In Animal Farm, when the pigs begin to keep the milk and apples for themselves, it seems harmless. They tell the others it’s for the good of all, that pigs need them to think clearly. The other animals accept this. They grumble a little, but they move on. It is one of the first cracks in the wall. And no one fixes it.
This small moment is the real beginning of the divide. Not when the pigs sleep in beds. Not when Napoleon takes control. It begins with milk and apples. The moment when the rules bent for some and not for all.
In life, that is how most injustice begins—not with guns or threats, but with a quiet excuse. One person gets more, and it’s explained away. They’re smarter. They’re working harder. They deserve it. No one wants to cause trouble, so they let it pass. But what we let pass grows roots.
Privilege Is Justified, Then Forgotten
The pigs say they need the milk and apples because they do all the thinking. They act like it’s a sacrifice. They don’t take it for pleasure, but for duty. This is what makes it so believable.

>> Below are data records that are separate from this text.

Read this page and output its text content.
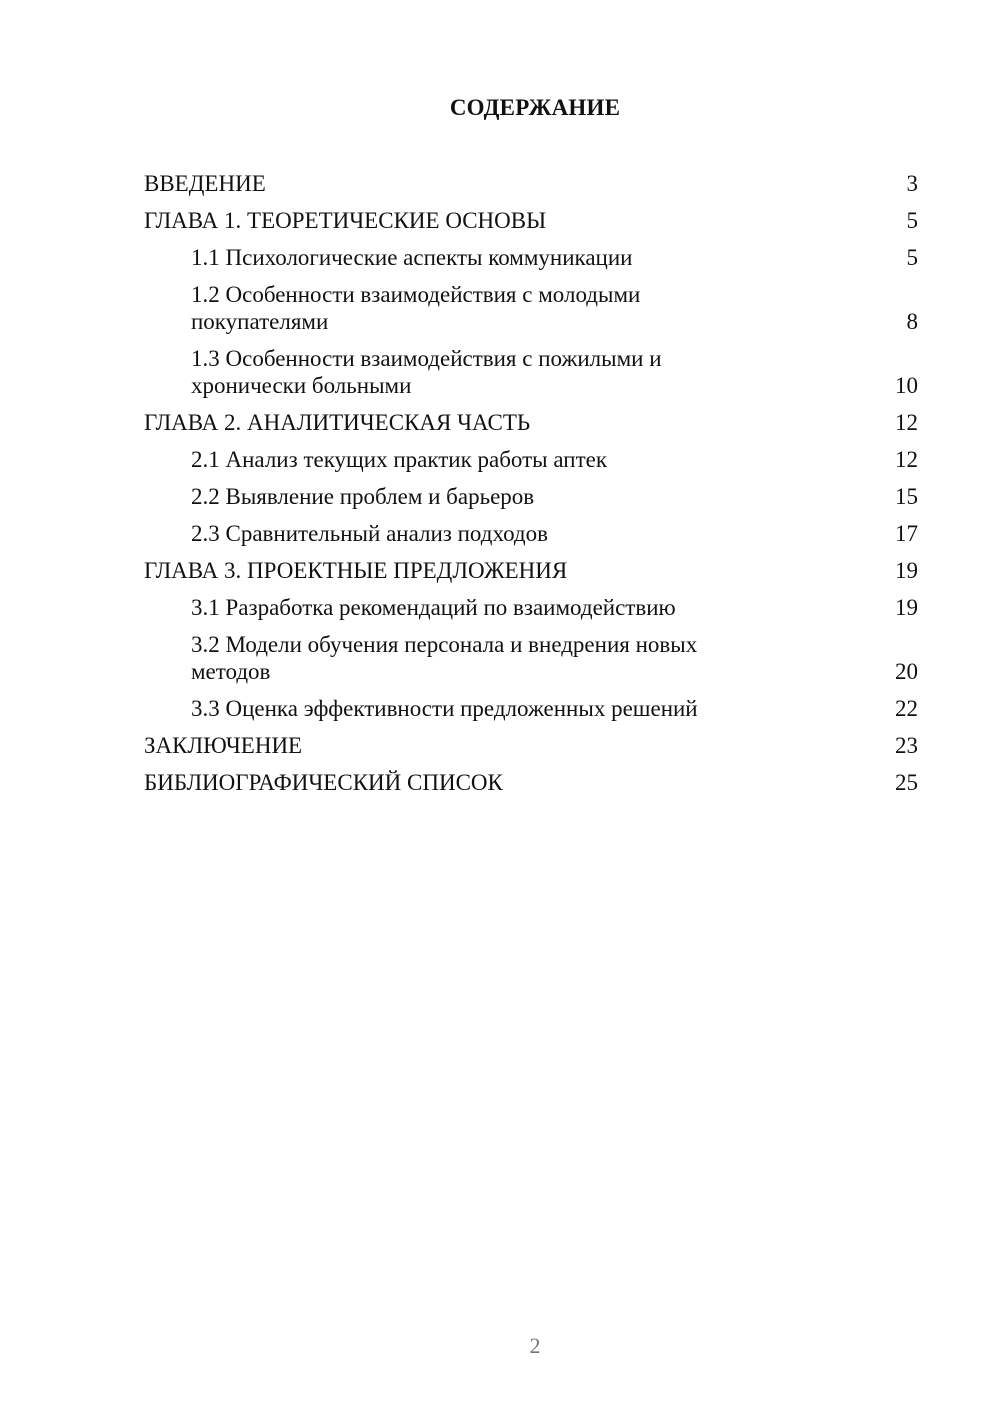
СОДЕРЖАНИЕ
ВВЕДЕНИЕ	3
ГЛАВА 1. ТЕОРЕТИЧЕСКИЕ ОСНОВЫ	5
1.1 Психологические аспекты коммуникации	5
1.2 Особенности взаимодействия с молодыми покупателями	8
1.3 Особенности взаимодействия с пожилыми и хронически больными	10
ГЛАВА 2. АНАЛИТИЧЕСКАЯ ЧАСТЬ	12
2.1 Анализ текущих практик работы аптек	12
2.2 Выявление проблем и барьеров	15
2.3 Сравнительный анализ подходов	17
ГЛАВА 3. ПРОЕКТНЫЕ ПРЕДЛОЖЕНИЯ	19
3.1 Разработка рекомендаций по взаимодействию	19
3.2 Модели обучения персонала и внедрения новых методов	20
3.3 Оценка эффективности предложенных решений	22
ЗАКЛЮЧЕНИЕ	23
БИБЛИОГРАФИЧЕСКИЙ СПИСОК	25
2
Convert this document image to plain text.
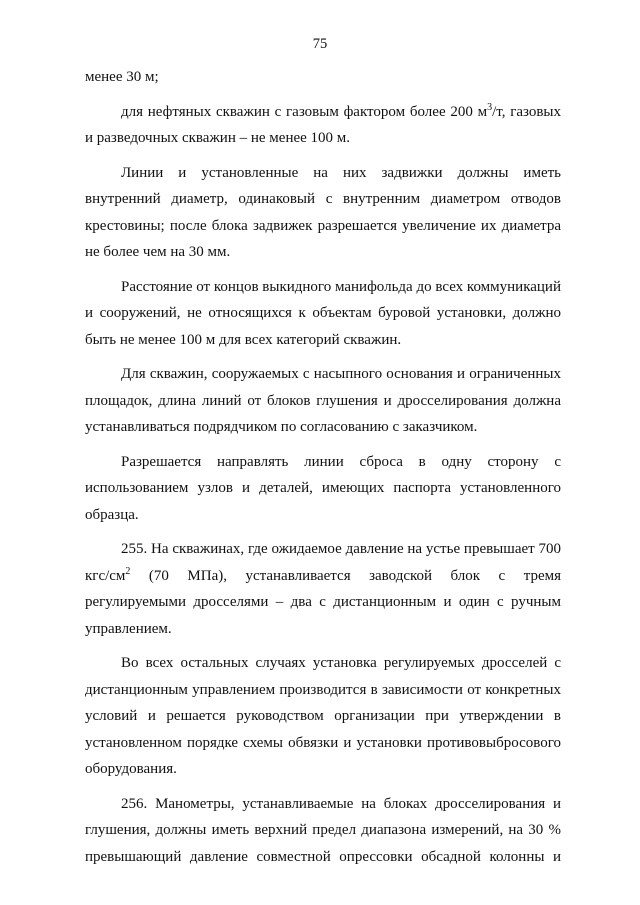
75

менее 30 м;

для нефтяных скважин с газовым фактором более 200 $м^3/т$, газовых и разведочных скважин – не менее 100 м.

Линии и установленные на них задвижки должны иметь внутренний диаметр, одинаковый с внутренним диаметром отводов крестовины; после блока задвижек разрешается увеличение их диаметра не более чем на 30 мм.

Расстояние от концов выкидного манифольда до всех коммуникаций и сооружений, не относящихся к объектам буровой установки, должно быть не менее 100 м для всех категорий скважин.

Для скважин, сооружаемых с насыпного основания и ограниченных площадок, длина линий от блоков глушения и дросселирования должна устанавливаться подрядчиком по согласованию с заказчиком.

Разрешается направлять линии сброса в одну сторону с использованием узлов и деталей, имеющих паспорта установленного образца.

255. На скважинах, где ожидаемое давление на устье превышает 700 кгс/$см^2$ (70 МПа), устанавливается заводской блок с тремя регулируемыми дросселями – два с дистанционным и один с ручным управлением.

Во всех остальных случаях установка регулируемых дросселей с дистанционным управлением производится в зависимости от конкретных условий и решается руководством организации при утверждении в установленном порядке схемы обвязки и установки противовыбросового оборудования.

256. Манометры, устанавливаемые на блоках дросселирования и глушения, должны иметь верхний предел диапазона измерений, на 30 % превышающий давление совместной опрессовки обсадной колонны и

Privilege rarely shows up announcing itself as power. It hides in explanations that sound noble. It says, “This is necessary.” It makes the privileged seem like they’re doing others a favor. And once it becomes normal, it’s forgotten. The animals stop noticing. The pigs keep eating.
This is how real life works too. Those at the top rarely steal in broad daylight. They arrange systems that quietly reward them. Better offices. More pay. Special treatment. And if questioned, they point to their responsibilities. “I carry the burden,” they say, and others believe them. Especially when they are too tired to think.
Injustice Grows When We Shrug
The animals don’t fight the pigs. They just shrug. It’s not worth the effort. And besides, it’s just milk and apples.
But that’s the trick. No injustice begins with a grand crime. It begins with something small enough to ignore. And if you ignore it once, you’ll likely ignore it again. What grows from silence is not peace. It’s rot.
This is why so many systems collapse. Not because everyone is evil, but because good people stay tired. They work all day and sleep at night and stop asking questions in between. They trust those who say, “Leave it to us.” By the time they realize they’ve been tricked, it’s too late.
Power Doesn’t Need Guns. It Needs Apathy.
When people think of power, they imagine force. But in most cases, power doesn’t need to be violent. It needs to be accepted. It needs you to believe that questioning it is foolish or selfish.
The pigs didn’t need to fight for the milk and apples. They just needed to convince the others to accept it. Once that happened, the rest was easy. They had their foot in the door. After that, they could do almost anything. All they had to say was, “Do you want Jones to come back?”
The threat of worse was stronger than the truth of the present.
This is how the world works. We are often given a false choice: accept this small unfairness, or risk something much worse. Most of us choose silence. It feels safer. But every silence is a stone in the foundation of something much harder to tear down.
What You Accept Today Is What You Live With Tomorrow
One of the most dangerous ideas we carry is: “It’s just a little thing.” This sentence is what allowed the pigs to rise. It’s what allowed Napoleon to rewrite the rules. It’s what allowed Boxer to be sent away.
Every time the animals said, “It’s just the way things are,” they handed over more of their freedom. And the pigs grew fatter.
In our lives, we do the same. We let things slide. At school, at work, at home. Someone takes more than they should, and we think, “It’s not my fight.” But in the long run, everything becomes your fight. Because the world you allow is the one you live in.
You don’t get to keep your hands clean forever.
Learning to Notice Again
The most important lesson from the milk and apples is this: don’t stop noticing. In the book, the animals forget. They stop paying attention. When the rules change, they think their memory is wrong. When their eyes say one thing, and the pigs say another, they trust the pigs.
This is what power wants. It wants your doubt. It wants you to trust it more than yourself.
To resist this, you don’t need to be violent or loud. You need to be awake. You need to remember the rules as they were. You need to question what you’re told, even when it’s dressed in good intentions.
Most of all, you need to notice the milk and apples. They are always there, somewhere, in every system, in every group. Who gets more, and why?
The moment we stop asking that is the moment we start losing.